A good one kW motor might produce 100 kW of power for a few microseconds or even much longer. But a casual look at the reported numbers shows that you can have a maximum of 13.8 minutes of operation in this car at 100kW. This means that you can go only twenty miles.

With a range of 75 miles, this car actually uses about 300 watt hours per mile. If there is an assumed average speed of 75 MPH, then the maximum average power used is 23 kw or 30 hp.

To many people, the mention of horse power or kW of an engine implies that it is used or needed much of the time. This is not the case, and the advertised horsepower of an automobile motor or engine is never available at the wheels or even at the transmission. On the other hand, 100 watt light bulbs use 100 watts. One kW pumps will pump at one kW if connected correctly.

The examination of the actual produced power of an internal combustion engine compared to the rated power is much more complex, but with several now cheap additional sensors, the engine control computers are more than capable enough to calculate and display the actual power delivered to the wheels, the rate fuel is being used in watts, the efficiency of the engine and the fuel use efficiency. The fuel use efficiency decreases with speed. Such indicated values could train people how to drive more efficiently. No automobile producer would want the customer to know that his 300 hp engine produced an average of 15 when being driven.

The low average produced power of an engine is the best argument for hybrids, especially series hybrids.

It is true that a large or even standard sized motor vehicle requires 20 to 50 kW to operate at high speeds up some motorway grades continuously, and vehicles needed to be used frequently that way must have that ability, but most use of motor vehicles requires far less power. It is even not a great disadvantage to climb a hill at lower speed than the maximun allowed, lorries do it all the time because it is not economical to buy and operate an engine large enough to climb at full speed.

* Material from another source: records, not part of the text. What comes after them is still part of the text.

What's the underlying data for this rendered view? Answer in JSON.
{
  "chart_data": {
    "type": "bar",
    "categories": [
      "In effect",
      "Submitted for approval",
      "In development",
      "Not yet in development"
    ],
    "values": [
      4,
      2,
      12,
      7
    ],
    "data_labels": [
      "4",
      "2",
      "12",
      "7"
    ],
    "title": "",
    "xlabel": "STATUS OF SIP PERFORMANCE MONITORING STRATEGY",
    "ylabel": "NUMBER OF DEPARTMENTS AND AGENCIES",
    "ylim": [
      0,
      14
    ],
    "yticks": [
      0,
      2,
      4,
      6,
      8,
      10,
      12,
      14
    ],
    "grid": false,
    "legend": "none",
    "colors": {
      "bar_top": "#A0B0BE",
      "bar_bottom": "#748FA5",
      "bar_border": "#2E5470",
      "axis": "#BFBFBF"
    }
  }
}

At zero speed the power production of an electric motor is zero; There is a great deal of torque available at zero speed. Permanent magnet motors are not as well suited for traction as are induction motors or Switched Reluctance motors because the motors without magnets are more resistant to heat and overloads.

The drive electronics and the car motors themselves are very expensive for most of the production and prototype electric drive cars. Their cost and complexity is not worth the money in most cases because the additional cost is never repaid by the increased efficiency and in many cases, such as this proposed car, the system is un economically excessively large for most automobile use. Lower power DC motors with brushes could be used with simple controls that have no high power electronics. The variety of ways that field coils of electric motors can be used to modify the performance may well be worth their expense in efficiency and cost. Regeneration is cheaply available with field coils.

High electrical efficiency is actually not greatly needed in electric cars, and electric regeneration is sometimes not even worth the cost to implement it in most cars. High efficiency is obviously not needed in automobiles in general, since they are either parked most of the time, only carry a productive load of five percent of their weight or are moving at very low power. Simple resistors connected to the terminals of brushed traction motors will save brake wear as they do in locomotives.

TATA is now needed to make a Plug-in-Hybrid with Nickel-Iron or lead batteries and a 2 kW range extender. ..HG..

No automobile producer would want the customer to know that his 300 hp engine produced an average of 15 when being driven.

Where did you get that idea from? Of all the cars in the world, the supreme supercar that rules them all (the 1001 hp Bugatti Veyron) features a power gauge.